Resistance – Thick Film Resistor Vulcanization
A group of field instruments used in a chemical plant a year later, the instrument has failed. The analysis found that the instrument used in the thick film patch resistance has become larger, and even become open. The failure of the resistance observed under a microscope, you can find the edges of the resistance electrode appeared black crystalline material, further analysis of the composition found that the black material is silver sulfide crystals. The original resistor is corroded by sulfur from the air.
So what happened to this process? The structure of the thick film resistor is usually as follows:
The top electrode is the internal electrode connecting the ruthenium dioxide resistor and the solder tip. This electrode is generally silver-palladium alloy. Due to the resistance of the surface of the secondary protective layer and the welding tip is not a perfect match. The surface electrode is partially exposed to the air. Therefore, when the air contains a large amount of sulfide gas, the silver is reacted with sulfide to form silver sulfide. Since silver sulfide is not conductive, the resistance gradually increases as the resistor is cured until it finally becomes an open circuit.
In fact, not only resistors used in chemical plants can be cured, resistance in mining and thermal power plants is also at risk of being vulcanized, and in some cases only because of the use of sulfur-containing rubbers in closed environments It also causes sulfur released at high temperatures to cause resistance to cure. Therefore, automotive electronics has also begun to pay attention to the resistance of the curing.
In order to prevent the resistance of the vulcanization of people began to develop resistance to sulfur resistance. In general, the thin film resistor is made of nichrome or tantalum nitride. This thin film resistor contains no silver, so it inherently has good anti-vulcanization ability. So in general, anti-sulfur resistance often refers to the thick film resistance. Anti-vulcanization design of thick film resistors are generally used to adjust the composition of the surface electrode and adjust the thick film resistor structure.
Surface electrode is silver palladium alloy, increase the content of palladium can enhance the anti-vulcanization performance. However, after the increase of palladium silver palladium alloy melting point will increase, will have a certain impact on the process. So now the main production of anti-vulcanization resistor manufacturers are adjusting the resistance structure up and down enough.
Preventing the surface electrode from being directly exposed to the air is the main method of anti-vulcanization design by adjusting the resistance structure at present. This method is to use a non-erosive material on the surface electrode as a protective interlayer. The middle layer fills the gap between the secondary protective film and the solder tip to avoid direct exposure of the surface electrode. One of the most common structures uses gold as the middle layer.
A gold conductive layer is used as a protective layer of the surface electrode outside the internal surface electrode. Due to the metal in the precious metal so the cost of this anti-vulcanization resistor is relatively high.
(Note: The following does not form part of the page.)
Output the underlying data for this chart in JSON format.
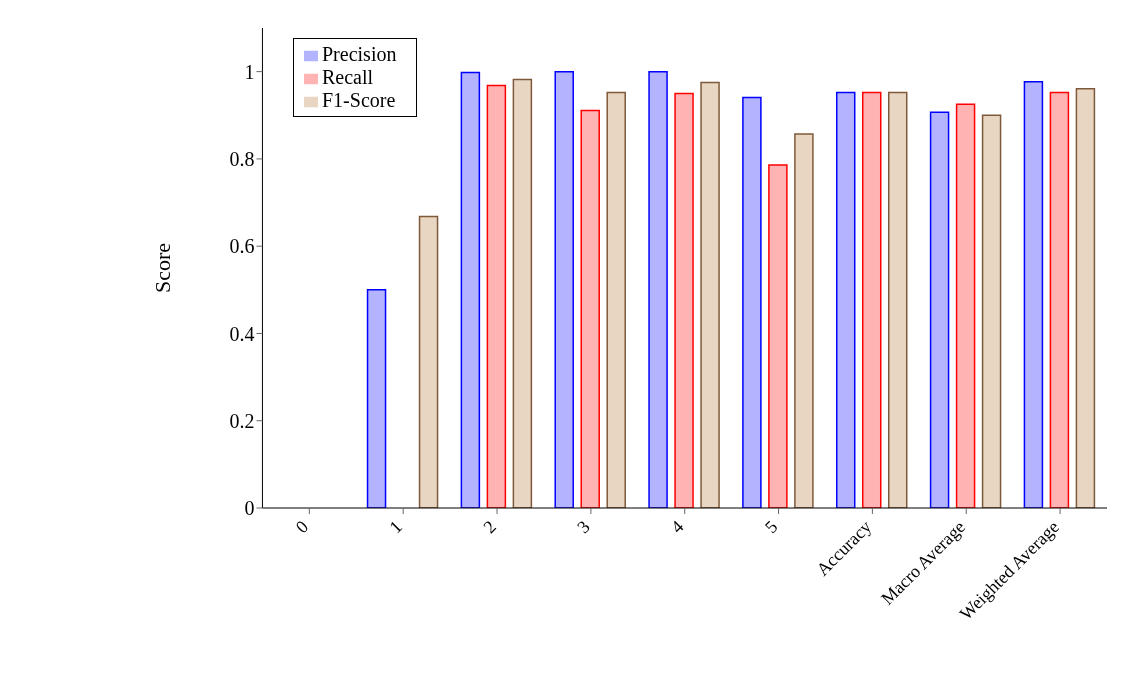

In order to reduce costs, resistance manufacturers in this layer of protective layer composition began to think of ways, such as Rohm’s anti-vulcanization resistor is a special resin material instead of gold, while others according to their own technology, process characteristics of the use of nickel-chromium Gold substitutes.
The Fenghua Hi-Tech in the structure not only the use of the middle layer to protect the surface electrode, but also improve the process, the welding tip wrapped around the edge of the secondary protective film to prevent the exposure of the internal electrodes.
At present, the price of anti-sulfur resistance is more expensive than ordinary thick-film resistors. Generally, anti-sulfur resistance is used in the chemical, mining, thermal power and automotive electronics mentioned above, but also in some high-end applications that require strict reliability such as Telecom and other industries.